October is National Cyber Security Awareness Month (NCSAM), a joint effort between the U.S. government, industries, and security-centric organizations. It’s a good time to pause, take a moment, and check if you are using safe practices online.
Internet miscreants are trying to get to your data all the time. You need to first check if your account has been compromised . Then you have to secure it against intruders.
You are making it far too easy for hackers if you don’t take these five simple steps to strengthen your online security. They’re free, they take less than five minutes each, and you will rest easy knowing you’re protected.
1. Leaked Source [Broken URL Removed] (Web): Check If Your Account Has Been Compromised
We often hear of malicious elements getting their hands on private accounts and passwords. Even a large service like Gmail has leaked 42 million account credentials . With so many online services, how do you know whether your account credentials are already known?
Leaked Source is an online database of all leaked emails, usernames, passwords, IP addresses, and other account-sensitive information. Go to the site, search for your email, username, name, phone number, or IP address. In minutes, Leaked Source will tell you if you figure on any of the leaked lists so far.
2. Lastpass Security Challenge (Chrome, Firefox, Safari, Opera): Update and Secure Your Passwords
You probably don’t update your passwords nearly as often as you should. If you wait for your service provider to issue a message imploring you to change, that’s already waiting too long. More importantly, since password leaks happen so commonly these days, you need to make them more secure as well.
The LastPass Security Challenge is the perfect exercise to get this done. You’ll need to use LastPass, the fantastic password manager, as an extension on your favorite browser. Go to Menu > More Options > Security Challenge to begin.
There are four basic steps to the challenge. You first change any compromised passwords. Then you change your weak passwords. Then you change your reused passwords. And finally you change your old passwords. It seems like a lot, but doing it through the LastPass extension, it took me about five minutes to finish the whole thing.
3. Two Factor Auth (Web): As Essential as Passwords in the 21st Century
Everyone has told you this but you still haven’t done it, have you? Two factor authentication (2FA) is the safest online security lock right now. Yet, most people don’t use it. It’s time to change that. And Two Factor Auth is the website to do it from.
The site lists all the websites that support 2FA. You can browse them by category, or use the search bar. It displays each site’s method for the secondary password token — through SMS, email, phone calls, or other apps. Click the site’s name to be taken directly to enable 2FA.
Yes, even two-factor authentication can be hacked , but that doesn’t mean it’s useless. It’s a major stumbling block for hackers. If you secure yourself with the LastPass Security Challenge and then enable 2FA, you’ll be unimaginably more secure.
4. VirusTotal (Web, Chrome, Firefox, internet Explorer): Scan Any File Before You Download
The easiest entry point you can give hackers is to download a malicious file to your computer.
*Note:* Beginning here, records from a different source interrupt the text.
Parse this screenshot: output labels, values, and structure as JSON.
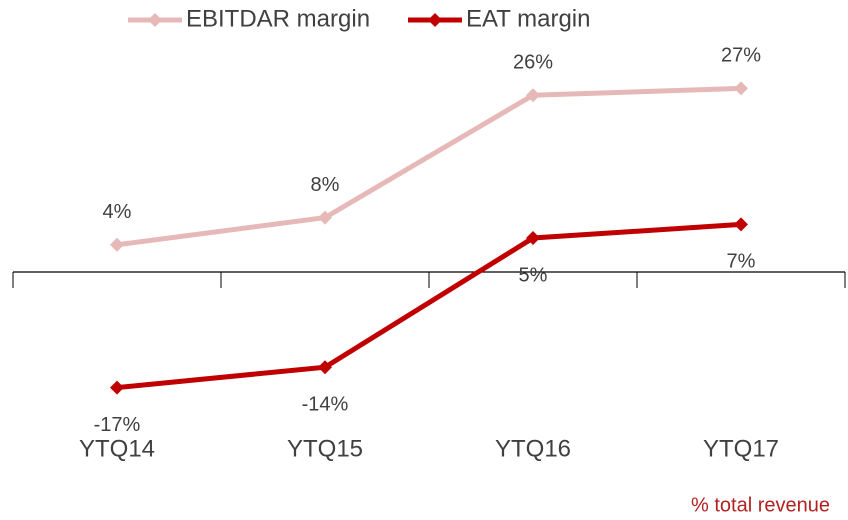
{
  "chart_data": {
    "type": "line",
    "categories": [
      "YTQ14",
      "YTQ15",
      "YTQ16",
      "YTQ17"
    ],
    "series": [
      {
        "name": "EBITDAR margin",
        "color": "#e6b9b8",
        "values": [
          4,
          8,
          26,
          27
        ],
        "value_labels": [
          "4%",
          "8%",
          "26%",
          "27%"
        ]
      },
      {
        "name": "EAT margin",
        "color": "#c00000",
        "values": [
          -17,
          -14,
          5,
          7
        ],
        "value_labels": [
          "-17%",
          "-14%",
          "5%",
          "7%"
        ]
      }
    ],
    "ylim": [
      -20,
      30
    ],
    "note": "% total revenue",
    "legend": "top"
  }
}
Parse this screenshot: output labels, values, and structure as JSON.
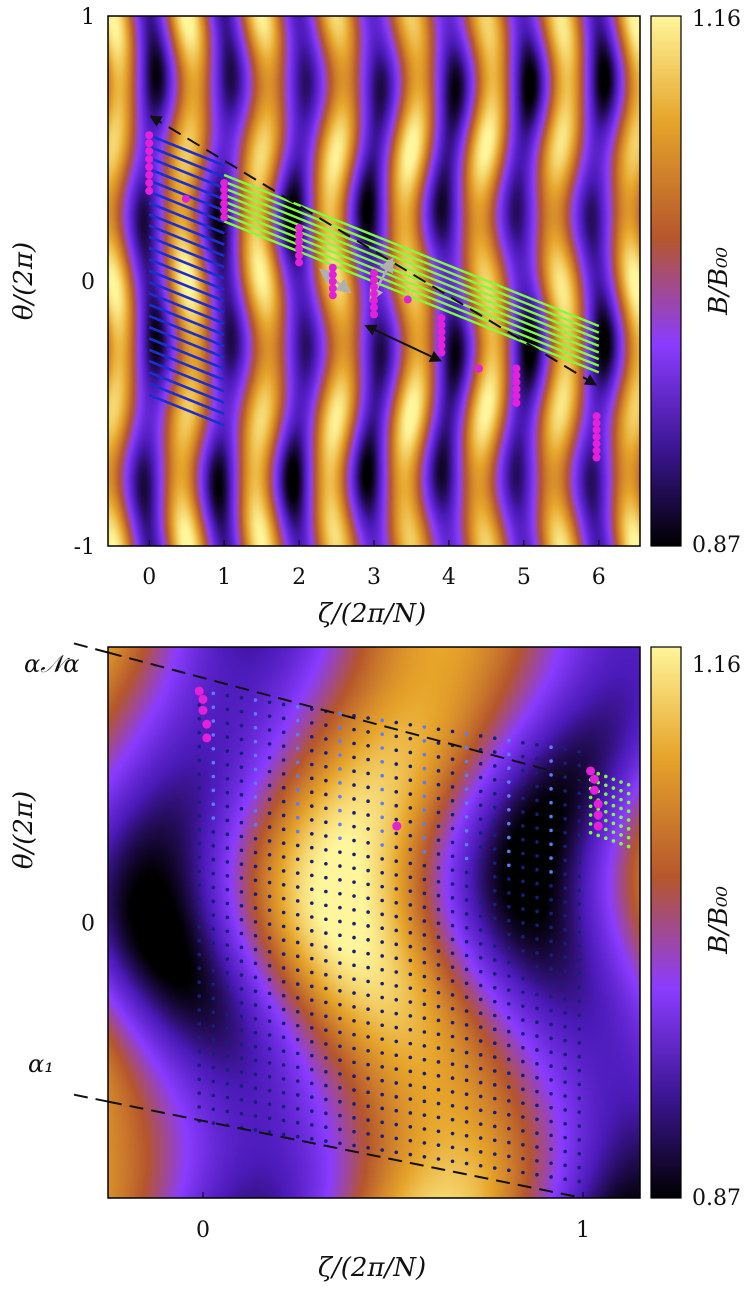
{
  "chart_data": [
    {
      "type": "heatmap",
      "xlabel": "ζ/(2π/N)",
      "ylabel": "θ/(2π)",
      "colorbar_label": "B/B₀₀",
      "colorbar_range": [
        0.87,
        1.16
      ],
      "colorbar_ticks": [
        "1.16",
        "0.87"
      ],
      "xlim": [
        -0.55,
        6.55
      ],
      "ylim": [
        -1,
        1
      ],
      "x_ticks": [
        "0",
        "1",
        "2",
        "3",
        "4",
        "5",
        "6"
      ],
      "x_tick_values": [
        0,
        1,
        2,
        3,
        4,
        5,
        6
      ],
      "y_ticks": [
        "1",
        "0",
        "-1"
      ],
      "y_tick_values": [
        1,
        0,
        -1
      ],
      "colormap": [
        "#000000",
        "#4b1ab8",
        "#8a3cff",
        "#b5562c",
        "#e6a42a",
        "#fff59a"
      ],
      "grid": false,
      "field_lines_blue": {
        "color": "#1a2fd0",
        "count": 24,
        "zeta_range": [
          0,
          1
        ],
        "theta_start_top": 0.55,
        "theta_start_bottom": -0.43,
        "theta_drop_per_period": 0.114
      },
      "field_lines_green": {
        "color": "#7cff3a",
        "count": 8,
        "zeta_range": [
          1,
          6
        ],
        "theta_start_top": 0.4,
        "theta_spacing": 0.025,
        "theta_drop_per_period": 0.114
      },
      "magenta_columns": [
        {
          "zeta": 0,
          "theta_top": 0.55,
          "count": 8,
          "theta_spacing": 0.03
        },
        {
          "zeta": 1,
          "theta_top": 0.37,
          "count": 6,
          "theta_spacing": 0.026
        },
        {
          "zeta": 2,
          "theta_top": 0.2,
          "count": 6,
          "theta_spacing": 0.026
        },
        {
          "zeta": 2.45,
          "theta_top": 0.05,
          "count": 5,
          "theta_spacing": 0.026
        },
        {
          "zeta": 3,
          "theta_top": 0.03,
          "count": 7,
          "theta_spacing": 0.026
        },
        {
          "zeta": 3.9,
          "theta_top": -0.14,
          "count": 6,
          "theta_spacing": 0.026
        },
        {
          "zeta": 4.9,
          "theta_top": -0.33,
          "count": 6,
          "theta_spacing": 0.026
        },
        {
          "zeta": 5.97,
          "theta_top": -0.51,
          "count": 7,
          "theta_spacing": 0.026
        }
      ],
      "magenta_single_points": [
        {
          "zeta": 0.49,
          "theta": 0.31
        },
        {
          "zeta": 3.45,
          "theta": -0.07
        },
        {
          "zeta": 4.4,
          "theta": -0.33
        }
      ],
      "arrows": [
        {
          "style": "dashed-black",
          "from": [
            5.95,
            -0.39
          ],
          "to": [
            0.03,
            0.62
          ]
        },
        {
          "style": "solid-black",
          "from": [
            2.9,
            -0.17
          ],
          "to": [
            3.88,
            -0.3
          ]
        },
        {
          "style": "gray",
          "from": [
            2.3,
            0.04
          ],
          "to": [
            2.67,
            -0.04
          ]
        },
        {
          "style": "gray",
          "from": [
            2.96,
            -0.07
          ],
          "to": [
            3.24,
            0.08
          ]
        }
      ]
    },
    {
      "type": "heatmap",
      "xlabel": "ζ/(2π/N)",
      "ylabel": "θ/(2π)",
      "colorbar_label": "B/B₀₀",
      "colorbar_range": [
        0.87,
        1.16
      ],
      "colorbar_ticks": [
        "1.16",
        "0.87"
      ],
      "xlim": [
        -0.25,
        1.15
      ],
      "ylim": [
        -1,
        1
      ],
      "x_ticks": [
        "0",
        "1"
      ],
      "x_tick_values": [
        0,
        1
      ],
      "y_ticks": [
        "0"
      ],
      "y_tick_values": [
        0
      ],
      "annotations": [
        "α𝒩α",
        "α₁"
      ],
      "colormap": [
        "#000000",
        "#4b1ab8",
        "#8a3cff",
        "#b5562c",
        "#e6a42a",
        "#fff59a"
      ],
      "grid": false,
      "grid_points_blue": {
        "color": "#15207a",
        "columns": 28,
        "zeta_range": [
          -0.01,
          0.99
        ],
        "theta_top_at_zero": 0.84,
        "theta_bottom_at_zero": -0.72,
        "rows": 32,
        "theta_drop_per_period": 0.22
      },
      "grid_points_green": {
        "color": "#7cff3a",
        "columns": 6,
        "zeta_range": [
          1.02,
          1.12
        ],
        "rows": 8
      },
      "magenta_points": [
        {
          "zeta": -0.01,
          "theta": 0.84
        },
        {
          "zeta": 0.0,
          "theta": 0.81
        },
        {
          "zeta": 0.0,
          "theta": 0.77
        },
        {
          "zeta": 0.01,
          "theta": 0.72
        },
        {
          "zeta": 0.01,
          "theta": 0.67
        },
        {
          "zeta": 0.51,
          "theta": 0.35
        },
        {
          "zeta": 1.02,
          "theta": 0.55
        },
        {
          "zeta": 1.03,
          "theta": 0.52
        },
        {
          "zeta": 1.03,
          "theta": 0.48
        },
        {
          "zeta": 1.04,
          "theta": 0.43
        },
        {
          "zeta": 1.04,
          "theta": 0.39
        },
        {
          "zeta": 1.04,
          "theta": 0.35
        }
      ],
      "dashed_lines": [
        {
          "label": "α𝒩α",
          "from": [
            -0.25,
            0.98
          ],
          "to": [
            1.0,
            0.52
          ]
        },
        {
          "label": "α₁",
          "from": [
            -0.25,
            -0.65
          ],
          "to": [
            1.0,
            -1.0
          ]
        }
      ]
    }
  ]
}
Once it’s on your hard drive, several barriers of protection have already been broken. An oldie but a goodie, VirusTotal’s job is to stop that.
Before you download any file on the internet, run it through VirusTotal. You can upload files to it (up to 128 MB), share a direct URL, or even search through VirusTotal. The site will will thoroughly scan your link or file and make sure it is completely safe before you download it. No wonder it’s one of the best antivirus tools for browsers .
The site works flawlessly, but you should obviously install the VirusTotal extension since it’s a lot easier than visiting the site. Importantly, there’s a VirusTotal extension for internet Explorer too, which most other such services don’t support.
Download — VirusTotal Extension for Firefox, Chrome, or IE (Free)
5. Stay Safe Online (Web): Learn All About Online Best Practices
A big part of online safety is staying updated about new threats. The more aware you are, the better protected you are. The Stay Safe Online organization is one of the parties involved in NCSAM. Here, you can learn everything you need to about online safety practices, whether you’re an individual or a business. Plus, it also has resources to enable you to reach out to others and help them.
From kids and the inherent risks of sexting to free security check-ups and tools to consider your business’s risks, you’ll get it all here. Stay Safe Online is regularly updated with new major vulnerabilities and online scams to watch out for.
This is one site you’ll want to check to stay on top of security news.
How Safe Are You?
It’s surprising how many people ignore these basics of securing yourself online. When you’re vigilant about double-locking your doors at night, why won’t you double-lock your email with two-factor authentication? It boggles the mind.
How well did you score on this test? Have you already taken all five of the first steps to online safety?